This is part of a series remembering and honoring evaluation pioneers leading up to Memorial Day in the USA (May 30).
I am Rodney Hopson, Professor of Education Policy and Evaluation at George Mason University and former (2012) President of AEA. Asa G. Hillard III (Baffour Amankwatia II), is one of the evaluation pioneers documented in the Nobody Knows My Name (named after a book by James Baldwin) Project that uncovers the untold contributions of African American educational researchers and evaluators in the United States during the pre-Brown v. Board era. While Hilliard’s major work did not take place pre-Brown, he is a name associated with the Nobody Knows My Name Project and is a name that all evaluators should know.
Trained as an educational psychologist (University of Denver, 1963), Hilliard’s research and practice spanned educational policy, special education, anthropology, child development, and classical African civilizations, Hilliard was one of the first African Americans to provide a keynote at the American Evaluation Association conference (in 1988). Hilliard’s presentation was later published in Evaluation Practice (the precursor to the American Journal of Evaluation) in 1989 and provided ways for evaluators to think differently about data visualization, truth and evidence and the implications for cross-cultural evaluators. In recent years, the American Evaluation Association has sponsored Think Tank sessions at its annual conference in his honor previously co-sponsored by Indigenous Peoples, MultiEthnic and Social Work Topical Interest Groups to introduce his practice to AEA members and conference goers.

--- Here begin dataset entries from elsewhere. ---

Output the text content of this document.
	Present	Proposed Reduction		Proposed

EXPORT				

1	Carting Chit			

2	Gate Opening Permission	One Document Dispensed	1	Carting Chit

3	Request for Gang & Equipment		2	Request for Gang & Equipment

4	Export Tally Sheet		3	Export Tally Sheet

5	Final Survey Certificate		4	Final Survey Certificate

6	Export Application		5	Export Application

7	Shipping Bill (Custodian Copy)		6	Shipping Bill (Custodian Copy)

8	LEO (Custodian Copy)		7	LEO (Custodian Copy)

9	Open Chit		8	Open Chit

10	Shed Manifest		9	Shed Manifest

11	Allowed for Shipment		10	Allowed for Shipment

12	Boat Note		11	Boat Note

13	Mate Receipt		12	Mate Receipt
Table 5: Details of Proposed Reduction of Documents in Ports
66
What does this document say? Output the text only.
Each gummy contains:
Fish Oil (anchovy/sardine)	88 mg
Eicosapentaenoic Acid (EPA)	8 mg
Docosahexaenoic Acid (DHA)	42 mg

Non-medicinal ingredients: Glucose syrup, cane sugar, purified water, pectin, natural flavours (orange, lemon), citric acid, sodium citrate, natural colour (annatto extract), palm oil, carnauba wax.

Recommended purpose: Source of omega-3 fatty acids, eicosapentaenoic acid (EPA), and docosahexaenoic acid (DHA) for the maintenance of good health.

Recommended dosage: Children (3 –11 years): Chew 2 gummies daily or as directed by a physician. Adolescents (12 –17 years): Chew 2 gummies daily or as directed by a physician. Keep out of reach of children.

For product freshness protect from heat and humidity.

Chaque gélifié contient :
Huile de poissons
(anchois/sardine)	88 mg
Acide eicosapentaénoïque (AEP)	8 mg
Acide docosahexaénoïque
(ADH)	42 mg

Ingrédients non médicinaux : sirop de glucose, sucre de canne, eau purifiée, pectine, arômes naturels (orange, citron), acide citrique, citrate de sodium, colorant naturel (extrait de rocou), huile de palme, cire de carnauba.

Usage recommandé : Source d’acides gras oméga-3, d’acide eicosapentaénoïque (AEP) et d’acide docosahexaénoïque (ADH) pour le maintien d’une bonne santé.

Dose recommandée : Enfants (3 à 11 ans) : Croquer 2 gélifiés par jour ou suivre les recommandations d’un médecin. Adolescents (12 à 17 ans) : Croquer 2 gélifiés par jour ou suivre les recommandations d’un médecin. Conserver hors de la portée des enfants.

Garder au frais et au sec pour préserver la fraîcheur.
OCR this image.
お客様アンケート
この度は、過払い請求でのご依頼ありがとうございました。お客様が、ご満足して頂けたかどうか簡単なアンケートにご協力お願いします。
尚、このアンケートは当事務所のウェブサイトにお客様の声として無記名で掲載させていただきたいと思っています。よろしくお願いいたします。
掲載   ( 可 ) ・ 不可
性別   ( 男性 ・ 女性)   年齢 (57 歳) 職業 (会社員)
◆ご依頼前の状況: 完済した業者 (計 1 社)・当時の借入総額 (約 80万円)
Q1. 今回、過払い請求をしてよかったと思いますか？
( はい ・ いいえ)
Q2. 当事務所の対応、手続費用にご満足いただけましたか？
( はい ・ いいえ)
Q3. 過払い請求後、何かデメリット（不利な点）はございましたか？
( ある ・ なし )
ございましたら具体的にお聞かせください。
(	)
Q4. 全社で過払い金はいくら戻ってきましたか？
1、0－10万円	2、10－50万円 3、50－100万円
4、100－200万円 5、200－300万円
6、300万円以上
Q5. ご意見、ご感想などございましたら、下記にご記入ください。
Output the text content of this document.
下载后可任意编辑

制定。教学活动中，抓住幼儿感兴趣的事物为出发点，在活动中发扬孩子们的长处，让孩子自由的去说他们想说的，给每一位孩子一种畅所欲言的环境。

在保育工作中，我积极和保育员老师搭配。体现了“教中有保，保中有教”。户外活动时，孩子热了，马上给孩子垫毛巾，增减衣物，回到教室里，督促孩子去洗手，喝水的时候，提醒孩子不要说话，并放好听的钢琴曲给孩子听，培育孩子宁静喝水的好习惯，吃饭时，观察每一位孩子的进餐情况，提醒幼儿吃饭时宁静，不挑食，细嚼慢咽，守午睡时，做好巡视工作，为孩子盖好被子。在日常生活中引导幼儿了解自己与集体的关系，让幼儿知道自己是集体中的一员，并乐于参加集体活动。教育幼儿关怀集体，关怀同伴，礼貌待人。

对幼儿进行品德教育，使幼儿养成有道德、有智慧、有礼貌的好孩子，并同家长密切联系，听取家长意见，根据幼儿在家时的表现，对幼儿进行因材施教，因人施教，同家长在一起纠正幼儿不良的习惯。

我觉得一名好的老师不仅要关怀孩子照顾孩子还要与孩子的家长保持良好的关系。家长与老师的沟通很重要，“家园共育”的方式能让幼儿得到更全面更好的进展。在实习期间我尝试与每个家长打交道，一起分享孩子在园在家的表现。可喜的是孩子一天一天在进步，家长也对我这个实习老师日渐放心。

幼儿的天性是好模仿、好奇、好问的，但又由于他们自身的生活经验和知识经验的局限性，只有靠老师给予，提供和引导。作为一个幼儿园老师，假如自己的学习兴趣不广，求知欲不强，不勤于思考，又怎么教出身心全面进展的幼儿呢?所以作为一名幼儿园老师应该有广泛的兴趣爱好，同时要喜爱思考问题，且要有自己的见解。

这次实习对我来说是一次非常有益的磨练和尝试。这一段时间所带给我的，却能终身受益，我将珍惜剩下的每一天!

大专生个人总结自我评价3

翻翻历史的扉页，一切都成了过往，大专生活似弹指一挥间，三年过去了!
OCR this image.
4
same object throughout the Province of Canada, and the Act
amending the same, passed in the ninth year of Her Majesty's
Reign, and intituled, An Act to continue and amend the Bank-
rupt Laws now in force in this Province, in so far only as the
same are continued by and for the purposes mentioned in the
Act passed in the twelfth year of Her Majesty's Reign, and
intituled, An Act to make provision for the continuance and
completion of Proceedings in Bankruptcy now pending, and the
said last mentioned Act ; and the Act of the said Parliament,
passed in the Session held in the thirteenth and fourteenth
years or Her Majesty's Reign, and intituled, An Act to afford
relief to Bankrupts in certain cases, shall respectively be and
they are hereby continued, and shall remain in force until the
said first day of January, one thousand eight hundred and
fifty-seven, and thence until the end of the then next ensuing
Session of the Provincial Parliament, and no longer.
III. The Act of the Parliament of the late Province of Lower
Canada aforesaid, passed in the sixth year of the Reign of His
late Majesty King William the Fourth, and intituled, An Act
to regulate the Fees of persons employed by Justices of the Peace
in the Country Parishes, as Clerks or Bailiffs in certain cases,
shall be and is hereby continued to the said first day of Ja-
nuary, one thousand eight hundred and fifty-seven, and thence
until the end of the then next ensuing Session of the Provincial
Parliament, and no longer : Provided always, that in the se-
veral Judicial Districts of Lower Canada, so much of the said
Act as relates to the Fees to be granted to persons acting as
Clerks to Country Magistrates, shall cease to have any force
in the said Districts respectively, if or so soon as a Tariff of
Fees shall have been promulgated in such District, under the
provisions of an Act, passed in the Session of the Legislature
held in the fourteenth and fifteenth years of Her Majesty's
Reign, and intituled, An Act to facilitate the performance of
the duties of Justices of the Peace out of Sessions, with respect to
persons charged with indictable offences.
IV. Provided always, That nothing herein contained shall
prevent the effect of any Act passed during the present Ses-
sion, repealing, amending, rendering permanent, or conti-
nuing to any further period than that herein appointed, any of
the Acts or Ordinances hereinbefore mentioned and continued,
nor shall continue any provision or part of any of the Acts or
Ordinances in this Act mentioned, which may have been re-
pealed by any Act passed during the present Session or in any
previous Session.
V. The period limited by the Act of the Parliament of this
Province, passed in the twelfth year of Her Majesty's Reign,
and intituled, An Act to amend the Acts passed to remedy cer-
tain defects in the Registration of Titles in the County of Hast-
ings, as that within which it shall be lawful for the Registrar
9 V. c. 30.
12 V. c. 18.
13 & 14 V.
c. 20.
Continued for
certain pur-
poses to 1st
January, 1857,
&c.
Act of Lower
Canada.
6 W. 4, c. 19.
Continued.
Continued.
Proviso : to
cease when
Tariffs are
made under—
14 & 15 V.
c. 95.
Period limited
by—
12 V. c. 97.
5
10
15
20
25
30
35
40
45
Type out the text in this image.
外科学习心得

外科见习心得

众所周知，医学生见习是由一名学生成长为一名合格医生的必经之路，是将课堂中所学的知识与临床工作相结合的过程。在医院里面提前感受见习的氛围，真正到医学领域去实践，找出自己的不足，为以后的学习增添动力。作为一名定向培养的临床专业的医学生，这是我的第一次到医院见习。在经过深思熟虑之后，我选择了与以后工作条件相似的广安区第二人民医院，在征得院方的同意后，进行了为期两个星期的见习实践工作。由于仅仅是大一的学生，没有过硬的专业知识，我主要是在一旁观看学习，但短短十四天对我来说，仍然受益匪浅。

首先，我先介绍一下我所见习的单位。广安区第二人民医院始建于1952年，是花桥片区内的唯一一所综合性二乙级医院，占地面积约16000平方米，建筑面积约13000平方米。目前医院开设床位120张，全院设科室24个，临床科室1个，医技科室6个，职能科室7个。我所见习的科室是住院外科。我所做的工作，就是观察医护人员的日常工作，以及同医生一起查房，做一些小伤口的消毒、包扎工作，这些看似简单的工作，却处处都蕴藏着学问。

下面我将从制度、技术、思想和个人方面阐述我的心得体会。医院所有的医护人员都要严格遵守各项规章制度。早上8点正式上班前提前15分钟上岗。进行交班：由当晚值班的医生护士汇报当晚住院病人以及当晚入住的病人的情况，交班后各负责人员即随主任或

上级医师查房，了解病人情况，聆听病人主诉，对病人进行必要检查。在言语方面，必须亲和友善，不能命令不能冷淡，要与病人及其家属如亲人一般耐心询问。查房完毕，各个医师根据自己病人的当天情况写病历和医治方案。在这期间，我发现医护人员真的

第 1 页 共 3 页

When names like Ralph Tyler, Robert Ingle, and Marcia Guttentag are remembered, so should those like Reid E. Jackson, Asa Hilliard, and Rose Butler Browne. Their cumulative scholarship and evaluation agenda-setting both laid a foundation for policies, legislation, and counter-narratives that challenged the racial hegemony and institutional segregation that existed in the United States and contributed to the intellectual development of democratic, equitable, and culturally responsive evaluation more generally.
References and Resources:
American Psychological Association. (2016) Featured Psychologist: Asa Hilliard, III, PhD. Retrieved from: http://www.apa.org/pi/oema/resources/ethnicity-health/psychologists/asa-hilliard.aspx
Hilliard, A. G. (1989). Kemetic (Egyptian) historical revision: Implications for cross-cultural evaluation and research in education. Evaluation Practice, 10(2), 7–23.
Hood, S. (2001). Nobody knows my name: In praise of African American evaluators who were responsive. New Directions for Evaluation, 92, 31–43
Hood, S. & Hopson, R.K. (2008). Evaluation roots reconsidered: Asa Hilliard, a Fallen Hero in the “Nobody Knows My Name” Project, and African Educational Excellence. Review of Educational Research, 78(3), 410-426.
Hood, S., Hopson, R., and Kirkhart, K. (2015). Culturally Responsive Evaluation: Theory, practice, and future implications. In Newcomer, K. and Hatry, H (Eds.). Handbook on Practical Program Evaluation (4th ed.) (pp. 281-317). San Francisco, CA: Jossey-Bass.
The American Evaluation Association is celebrating Memorial Week in Evaluation: Remembering and Honoring Evaluation’s Pioneers. The contributions this week are remembrances of evaluation pioneers who made enduring contributions to our field. Do you have questions, concerns, kudos, or content to extend this aea365 contribution? Please add them in the comments section for this post on the aea365 webpage so that we may enrich our community of practice. Would you like to submit an aea365 Tip? Please send a note of interest to aea365@eval.org . aea365 is sponsored by the American Evaluation Association and provides a Tip-a-Day by and for evaluators.
What a great day to honor Dr. Hilliard’s tireless and methodical scholarship. Thank you, Rodney, for calling him to our consciousness.
What a great day to honor Dr. Hillard’s tireless and methodical scholarship. Thank you, Rodney, for calling him to our consciousness.
Great post, Rodney, and a treat to hear about great minds who were not on the reading lists in graduate school.
Would absolutely love to see an AEA award in the name of one of those mentioned, and/or one of our living intellectual giants of color. It is a powerful way to have people (nominators, nominees, and the rest of us) reflect on the contributions that have made evaluation such a rich and exciting field but have gone under the radar.